The Reality Affair
by Jill Sylvan
OPENING of The Reality Affair
^What senses do we lack that we cannot see another world all around us? 1969 ^_Dune Messiah_, Frank Herbert
Part 1: By the pricking of my thumbs...
There was always another Thrush plot to be defeated. Always another power-hungry madman. Always another hapless innocent (almost always a sweet young woman) caught in the middle of something she or he did not understand. So too, there was always Napoleon Solo.
Napoleon at times seemed like the heart of the world. He was a dark-haired man with a deeply cleft chin, who always looked as though he had stepped fresh out of a magazine advertisement for men's stylish suits. Though at a casual glance, it seemed that he and his partner were complete opposites, they shared several traits in common. They both were dedicated, organized, loyal men. Both appreciated beautiful women, good food and adventure. Yet Napoleon was also chaotic in his approach to the world. Unlike his partner he seemed to find rules to be bent, broken when necessary. He drew women to him like bees to nectar. His smile was frequent and daring; always hinting at a nefarious streak.
That was what made Illya Kuryakin feel that his partner Napoleon was the heart of the world. Illya himself was a fair-skinned, blue-eyed blond, his face square and a nose that hooked slightly downward. In his casual wear he preferred black, usually cotton. In himself he felt a deep silence; an order and rationality which kept him from railing at the unfairness of the world, though he did feel oftentimes that it WAS unfair. A Russian agent assigned to U.N.C.L.E., he was the stranger in a strange land, and his partner insisted on bridging the gap between government and man to become his friend.
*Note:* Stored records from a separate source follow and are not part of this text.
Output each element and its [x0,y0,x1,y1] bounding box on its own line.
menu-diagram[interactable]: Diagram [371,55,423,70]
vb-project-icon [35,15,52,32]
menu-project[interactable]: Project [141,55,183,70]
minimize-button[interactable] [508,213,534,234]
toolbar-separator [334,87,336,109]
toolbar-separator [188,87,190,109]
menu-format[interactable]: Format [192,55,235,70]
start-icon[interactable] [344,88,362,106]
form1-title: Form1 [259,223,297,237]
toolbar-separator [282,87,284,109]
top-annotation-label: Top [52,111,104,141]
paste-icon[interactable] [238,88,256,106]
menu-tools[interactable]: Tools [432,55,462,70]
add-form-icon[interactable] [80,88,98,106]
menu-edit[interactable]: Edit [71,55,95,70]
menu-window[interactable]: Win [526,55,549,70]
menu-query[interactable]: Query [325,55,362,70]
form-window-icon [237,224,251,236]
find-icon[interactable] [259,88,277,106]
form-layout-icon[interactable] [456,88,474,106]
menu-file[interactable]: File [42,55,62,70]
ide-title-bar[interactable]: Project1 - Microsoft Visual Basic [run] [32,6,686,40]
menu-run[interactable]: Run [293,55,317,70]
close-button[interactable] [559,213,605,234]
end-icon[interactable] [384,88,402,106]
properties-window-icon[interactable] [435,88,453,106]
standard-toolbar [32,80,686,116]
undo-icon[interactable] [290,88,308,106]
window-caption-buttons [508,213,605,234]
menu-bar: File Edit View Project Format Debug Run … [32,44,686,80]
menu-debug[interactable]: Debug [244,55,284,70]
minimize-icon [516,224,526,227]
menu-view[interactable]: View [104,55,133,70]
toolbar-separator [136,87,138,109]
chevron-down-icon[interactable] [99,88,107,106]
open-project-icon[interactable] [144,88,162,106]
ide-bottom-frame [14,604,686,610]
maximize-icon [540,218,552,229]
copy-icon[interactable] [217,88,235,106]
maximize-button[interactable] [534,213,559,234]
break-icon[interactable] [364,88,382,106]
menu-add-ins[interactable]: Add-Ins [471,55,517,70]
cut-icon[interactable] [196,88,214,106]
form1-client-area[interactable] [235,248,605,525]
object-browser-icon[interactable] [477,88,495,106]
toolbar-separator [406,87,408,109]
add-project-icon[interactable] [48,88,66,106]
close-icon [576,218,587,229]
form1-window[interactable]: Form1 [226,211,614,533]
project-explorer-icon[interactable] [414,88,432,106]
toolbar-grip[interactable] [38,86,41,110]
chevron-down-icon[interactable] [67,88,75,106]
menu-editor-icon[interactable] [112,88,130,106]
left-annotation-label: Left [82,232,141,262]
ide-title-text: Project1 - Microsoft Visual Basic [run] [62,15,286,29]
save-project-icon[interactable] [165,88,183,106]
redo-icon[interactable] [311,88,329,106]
Two houses, both alike in dignity... Illya Kuryakin had thought he was beyond this. He had not felt this way since he was newly assigned to U.N.C.L.E. He felt disconnected, surrounded by inexplicable aliens. It had started shortly after the Pieces of Eight Affair, wherein a Thrush scientist's experiment to create super-geniuses had gone awry. An island of homicidal maniacs had to be bombed out of existence. Illya himself had been briefly under the machine, horrified that his identity would be destroyed, leaving a raving, drooling madman in his place.
The machine had only been on for a few seconds. Surely that was not enough time to affect him, was it? He of all people knew the fallacy of wishful thinking. So it was that he had asked Napoleon to help him. "Look at this pen for four minutes. Do not take your eyes off of it, please."
Napoleon was cooperating, curiosity alternating with boredom now that the four minutes were almost up. Illya forcibly controlled his growing fear. By the end of two minutes, the pen had disappeared from his hand. Sometimes it wavered back into view, only to vanish again. Other times he could see it there in front of him, yet he had the bizarre sense that he was seeing it out of the corner of his eye. At least his hand did not vanish or fade out.
The four minutes were up. Illya let his hand open and drop the pen he could not see or feel to the tabletop. He could not hear it hit. Napoleon's eyes followed the movement, and for a brief instant Illya felt sick. "I must have a medical and psychiatric examination."
Napoleon's eyes snapped to him, like laser beams of concern and a sudden thread of his own fear. "Why?"
"Because the pen does not exist to me, Napoleon."
The silence of the white room, before alive with curious expectation, became that of crowded questions that could find no exit. Several times Napoleon Solo's mouth moved to form one or another of them. He finally gave up and reached out to close his hand around Illya's bicep. The pressure was sane and promised support. I won't leave you alone in this, it said.